Historicamente reprimidos no Iraque e em outras regiões do mundo árabe pelas suas práticas religiosas, que diferem daquelas dos sunitas dominantes, os xiitas "parecem estar em ascensão neste momento", afirma Kenneth Katzman, especialista em Oriente Médio do Serviço de Pesquisas do Congresso. "O Iraque agora é deles".

As forças armadas anglo-americanas inicialmente encorajaram as autoridades clericais a preencherem o vácuo deixado pelo rápido colapso do governo de Saddam. Os britânicos colocaram um clérigo xiita na administração de Basra, a segunda maior cidade do Iraque, e um outro líder religioso se auto-proclamou prefeito da Cidade Saddam, a grande favela xiita de Bagdá. Também em Al Kut, ao sul de Bagdá, um clérigo assumiu a autoridade local.

Ao mesmo tempo, a rivalidade entre os xiitas iraquianos que era suprimida sob o regime de Saddam está emergindo com fúria sangrenta.

Na cidade xiita sagrada de Najaf, na semana passada, Abdul Majid al-Khoei, de 50 anos, filho de um grande aiatolá falecido, hierarquicamente mais importante até do que o líder revolucionário do Irã, o aiatolá Ruhollah Khomeini, em termos de autoridade religiosa, foi assassinado por seguidores de clérigos rivais.

"Foi uma grande perda", lamenta Feisal Istrabadi, um xiita iraquiano, naturalizado norte-americano, que mora em Chicago, referindo-se à morte de Khoei. Istrabadi classificou de "um erro de proporções colossais" o fato de as forças dos Estados Unidos não terem protegido o exilado iraquiano, que foi para Najaf esperando conquistar influência na cidade.

Istrabadi ressalta que o pai de Khoei, que morreu no Iraque em 1992, após uma rebelião fracassada contra Saddam, "estabeleceu o princípio da separação entre igreja e Estado como sendo uma obrigação religiosa" para os 240 milhões de xiitas do mundo - e essa era exatamente a mensagem que os Estados Unidos gostariam de ver difundida no Iraque e em toda a região.

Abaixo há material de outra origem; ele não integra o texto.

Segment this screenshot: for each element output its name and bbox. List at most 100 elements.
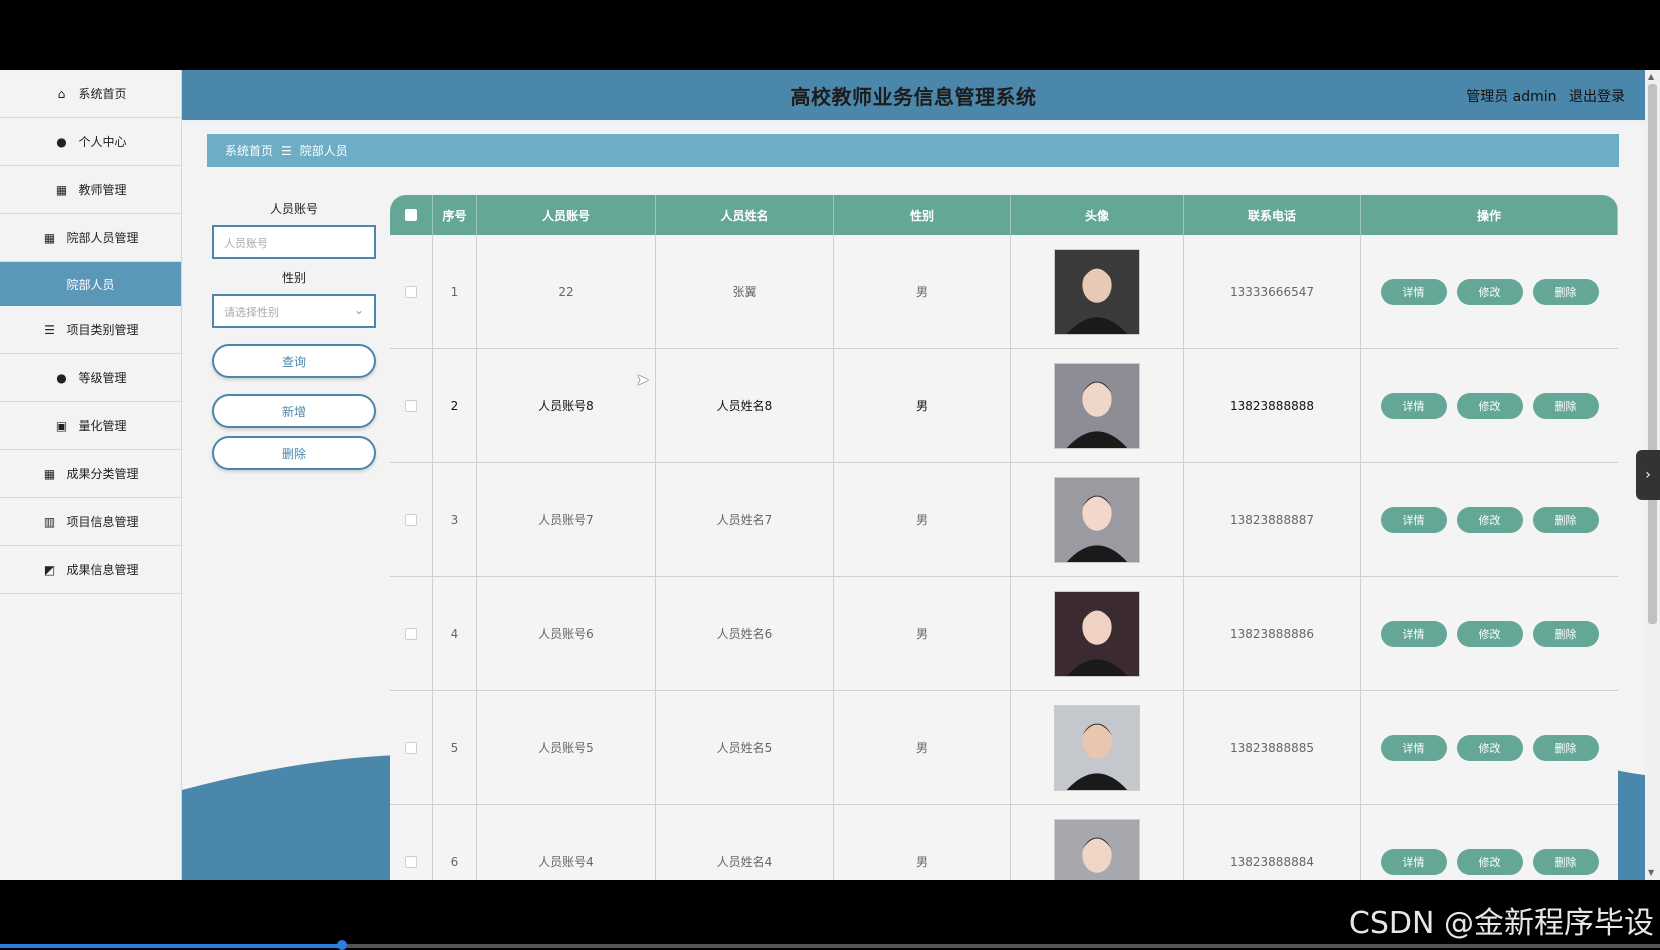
staff-table: 序号 人员账号 人员姓名 性别 头像 联系电话 操作 1 22 张翼男 1333366… [390, 195, 1618, 880]
bookshelf-icon: ▥ [43, 514, 56, 529]
watermark: CSDN @金新程序毕设 [1348, 906, 1654, 941]
row-checkbox[interactable] [405, 855, 417, 868]
avatar [1054, 362, 1140, 449]
edit-button[interactable]: 修改 [1456, 392, 1523, 419]
row-checkbox[interactable] [405, 627, 417, 640]
logout-link[interactable]: 退出登录 [1569, 89, 1625, 105]
query-button[interactable]: 查询 [212, 344, 376, 378]
detail-button[interactable]: 详情 [1380, 848, 1447, 875]
avatar [1054, 248, 1140, 335]
cell-phone: 13823888887 [1184, 463, 1361, 576]
row-checkbox-cell [390, 235, 433, 348]
app-title: 高校教师业务信息管理系统 [790, 84, 1037, 109]
cell-account: 人员账号7 [477, 463, 656, 576]
add-button[interactable]: 新增 [212, 394, 376, 428]
sidebar-item-9[interactable]: ◩ 成果信息管理 [0, 546, 181, 594]
sidebar-item-5[interactable]: ● 等级管理 [0, 354, 181, 402]
row-checkbox-cell [390, 691, 433, 804]
detail-button[interactable]: 详情 [1380, 392, 1447, 419]
sidebar-item-3[interactable]: ▦ 院部人员管理 [0, 214, 181, 262]
mouse-cursor-icon: ➤ [636, 370, 650, 389]
header-phone: 联系电话 [1184, 195, 1361, 235]
row-delete-button[interactable]: 删除 [1532, 278, 1599, 305]
scrollbar-thumb[interactable] [1648, 84, 1657, 624]
header-divider [182, 120, 1645, 124]
header-name: 人员姓名 [656, 195, 834, 235]
cell-account: 人员账号6 [477, 577, 656, 690]
row-delete-button[interactable]: 删除 [1532, 506, 1599, 533]
sidebar-item-0[interactable]: ⌂ 系统首页 [0, 70, 181, 118]
select-all-checkbox[interactable] [405, 209, 417, 221]
edit-button[interactable]: 修改 [1456, 734, 1523, 761]
detail-button[interactable]: 详情 [1380, 734, 1447, 761]
cell-actions: 详情 修改 删除 [1361, 691, 1618, 804]
row-delete-button[interactable]: 删除 [1532, 620, 1599, 647]
edit-button[interactable]: 修改 [1456, 620, 1523, 647]
scroll-down-icon[interactable]: ▼ [1648, 868, 1654, 877]
cell-gender: 男 [834, 349, 1011, 462]
cell-actions: 详情 修改 删除 [1361, 349, 1618, 462]
sidebar-item-7[interactable]: ▦ 成果分类管理 [0, 450, 181, 498]
avatar [1054, 704, 1140, 791]
cell-no: 6 [433, 805, 477, 880]
sidebar-item-4[interactable]: ☰ 项目类别管理 [0, 306, 181, 354]
sidebar-item-1[interactable]: ● 个人中心 [0, 118, 181, 166]
cell-name: 人员姓名8 [656, 349, 834, 462]
sidebar-subitem-staff[interactable]: 院部人员 [0, 262, 181, 306]
detail-button[interactable]: 详情 [1380, 506, 1447, 533]
cell-account: 22 [477, 235, 656, 348]
sidebar-item-8[interactable]: ▥ 项目信息管理 [0, 498, 181, 546]
detail-button[interactable]: 详情 [1380, 620, 1447, 647]
cell-name: 人员姓名6 [656, 577, 834, 690]
account-label: 人员账号 [269, 202, 318, 216]
row-checkbox[interactable] [405, 285, 417, 298]
edit-button[interactable]: 修改 [1456, 278, 1523, 305]
edit-button[interactable]: 修改 [1456, 848, 1523, 875]
header-avatar: 头像 [1011, 195, 1184, 235]
sidebar-item-label: 成果信息管理 [66, 563, 139, 577]
cell-gender: 男 [834, 235, 1011, 348]
sidebar-item-2[interactable]: ▦ 教师管理 [0, 166, 181, 214]
video-progress-knob[interactable] [337, 940, 347, 950]
app-window: ⌂ 系统首页 ● 个人中心 ▦ 教师管理 ▦ 院部人员管理 院部人员 ☰ 项目类别管理 ● 等级管理 ▣ 量… [0, 70, 1660, 880]
sidebar-item-6[interactable]: ▣ 量化管理 [0, 402, 181, 450]
grid-icon: ▦ [43, 230, 56, 245]
row-delete-button[interactable]: 删除 [1532, 734, 1599, 761]
home-icon: ⌂ [57, 86, 66, 101]
chevron-right-icon[interactable]: › [1636, 450, 1660, 500]
row-checkbox[interactable] [405, 399, 417, 412]
cell-account: 人员账号8 [477, 349, 656, 462]
cell-avatar [1011, 235, 1184, 348]
header-no: 序号 [433, 195, 477, 235]
gender-select-placeholder: 请选择性别 [224, 306, 279, 319]
account-input[interactable]: 人员账号 [212, 225, 376, 259]
cell-phone: 13823888886 [1184, 577, 1361, 690]
breadcrumb-current: 院部人员 [299, 144, 348, 158]
table-row: 4 人员账号6 人员姓名6 男 13823888886 详情 修改 删除 [390, 577, 1618, 691]
cell-avatar [1011, 805, 1184, 880]
detail-button[interactable]: 详情 [1380, 278, 1447, 305]
header-account: 人员账号 [477, 195, 656, 235]
sidebar-item-label: 项目类别管理 [66, 323, 139, 337]
sidebar-item-label: 教师管理 [78, 183, 127, 197]
row-checkbox[interactable] [405, 741, 417, 754]
grid-icon: ▦ [55, 182, 68, 197]
edit-button[interactable]: 修改 [1456, 506, 1523, 533]
row-checkbox-cell [390, 463, 433, 576]
delete-button[interactable]: 删除 [212, 436, 376, 470]
breadcrumb-home[interactable]: 系统首页 [225, 142, 273, 159]
row-delete-button[interactable]: 删除 [1532, 392, 1599, 419]
top-header: 高校教师业务信息管理系统 管理员 admin 退出登录 [182, 70, 1645, 120]
cell-account: 人员账号4 [477, 805, 656, 880]
header-actions: 操作 [1361, 195, 1618, 235]
scroll-up-icon[interactable]: ▲ [1648, 72, 1654, 81]
chevron-down-icon: ⌄ [353, 303, 364, 317]
row-checkbox[interactable] [405, 513, 417, 526]
row-delete-button[interactable]: 删除 [1532, 848, 1599, 875]
video-progress-bar[interactable] [0, 940, 1660, 950]
table-row: 3 人员账号7 人员姓名7 男 13823888887 详情 修改 删除 [390, 463, 1618, 577]
video-progress-fill [0, 944, 342, 948]
sidebar-item-label: 系统首页 [78, 87, 127, 101]
cell-gender: 男 [834, 691, 1011, 804]
gender-select[interactable]: 请选择性别 ⌄ [212, 294, 376, 328]
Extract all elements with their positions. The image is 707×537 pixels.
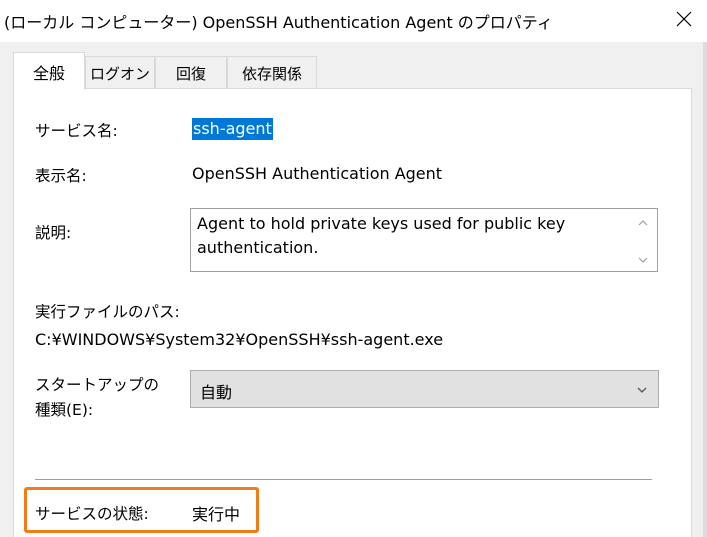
startup-type-value: 自動	[200, 383, 233, 402]
chevron-down-icon	[638, 257, 648, 263]
startup-type-select[interactable]: 自動	[190, 370, 659, 408]
startup-type-label-line2: 種類(E):	[35, 401, 94, 419]
annotation-highlight-box	[24, 487, 259, 533]
description-text: Agent to hold private keys used for publ…	[197, 214, 566, 257]
exe-path-value[interactable]: C:¥WINDOWS¥System32¥OpenSSH¥ssh-agent.ex…	[35, 330, 443, 349]
close-icon	[676, 11, 692, 27]
chevron-up-icon	[638, 220, 648, 226]
service-name-label: サービス名:	[35, 122, 118, 140]
divider	[35, 479, 652, 480]
tab-general[interactable]: 全般	[13, 52, 85, 90]
startup-type-label-line1: スタートアップの	[35, 376, 160, 394]
description-scrollbar[interactable]	[629, 209, 657, 271]
title-bar: (ローカル コンピューター) OpenSSH Authentication Ag…	[0, 0, 707, 42]
display-name-value[interactable]: OpenSSH Authentication Agent	[192, 164, 442, 183]
description-textbox[interactable]: Agent to hold private keys used for publ…	[190, 208, 658, 272]
exe-path-label: 実行ファイルのパス:	[35, 303, 180, 321]
scroll-down-button[interactable]	[636, 253, 650, 267]
tab-recovery[interactable]: 回復	[155, 56, 227, 89]
properties-dialog: (ローカル コンピューター) OpenSSH Authentication Ag…	[0, 0, 707, 537]
window-edge	[703, 42, 707, 537]
window-title: (ローカル コンピューター) OpenSSH Authentication Ag…	[4, 13, 553, 32]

Segundo Katzman, Khoei foi assassinado por seguidores de um outro clérigo xiita, que foi morto pelo regime iraquiano em 1999. Esse grupo parece ter se alinhado a seguidores de Mohammed Bakr Hakim, herdeiro de uma outra família clerical xiita iraquiana proeminente que recebe apoio do Irã. Hakim controla entre 5.000 e 10.000 milicianos nas chamadas Brigadas Badr, que foram treinadas pela Guarda Revolucionária Iraniana. Eles parecem ter permanecido no Irã após o secretário da Defesa, Donald Rumsfeld, ter advertido nos primeiros dias da guerra que o grupo não deveria intervir no conflito.

Alguns analistas dizem que o Irã veria com bons olhos o fato de Ahmad Chalabi, um xiita secular apoiado pelo Pentágono, se tornar o líder interino do Iraque, já que em tese ele poderia ser removido do poder tão logo os norte-americanos começassem a se retirar. Chalabi cairia "porque não conta com suporte interno", afirma Vince Cannistraro, ex-diretor de contra-terrorismo da CIA. "A seguir, Hakim e outros ocupariam o seu lugar".

Os xiitas não se constituem em um grupo monolítico, e uma vitória dos xiitas iraquianos não significa necessariamente uma vitória do Irã, um país não árabe, governado por clérigos desde 1979. Irã e Iraque travaram uma guerra intensa entre 1980 e 1988, e o nacionalismo iraquiano é forte entre os xiitas, assim como entre os sunitas. Mas poderia haver um efeito dominó caso os xiitas tomassem o poder no Iraque, reforçando os movimentos pelo fortalecimento dos xiitas da Arábia Saudita, Kuait e Bahrain.

Um Iraque governado por xiitas poderia também satisfazer a Síria, um aliado iraniano cujo presidente e elite governante têm origem no setor alawita, que é um que é um ramo da ala xiita.

Em uma entrevista publicada em 27 de março no jornal libanês "As Safir", o presidente sírio Bashar Assad previu que os Estados Unidos poderiam terminar por descobrir que a vitória no Iraque traria problemas enormes - de forma similar ao que aconteceu aos israelenses quando invadiram o Líbano, em 1982, somente para se verem metidos em uma encrenca que durou 18 anos, até que se retirassem do país, cobertos de frustração, em 2000.

"Não há dúvidas de que os Estados Unidos são uma superpotência capaz de conquistar um país relativamente pequeno", disse Assad. "Mas será que os norte-americanos serão capazes de controla-lo?".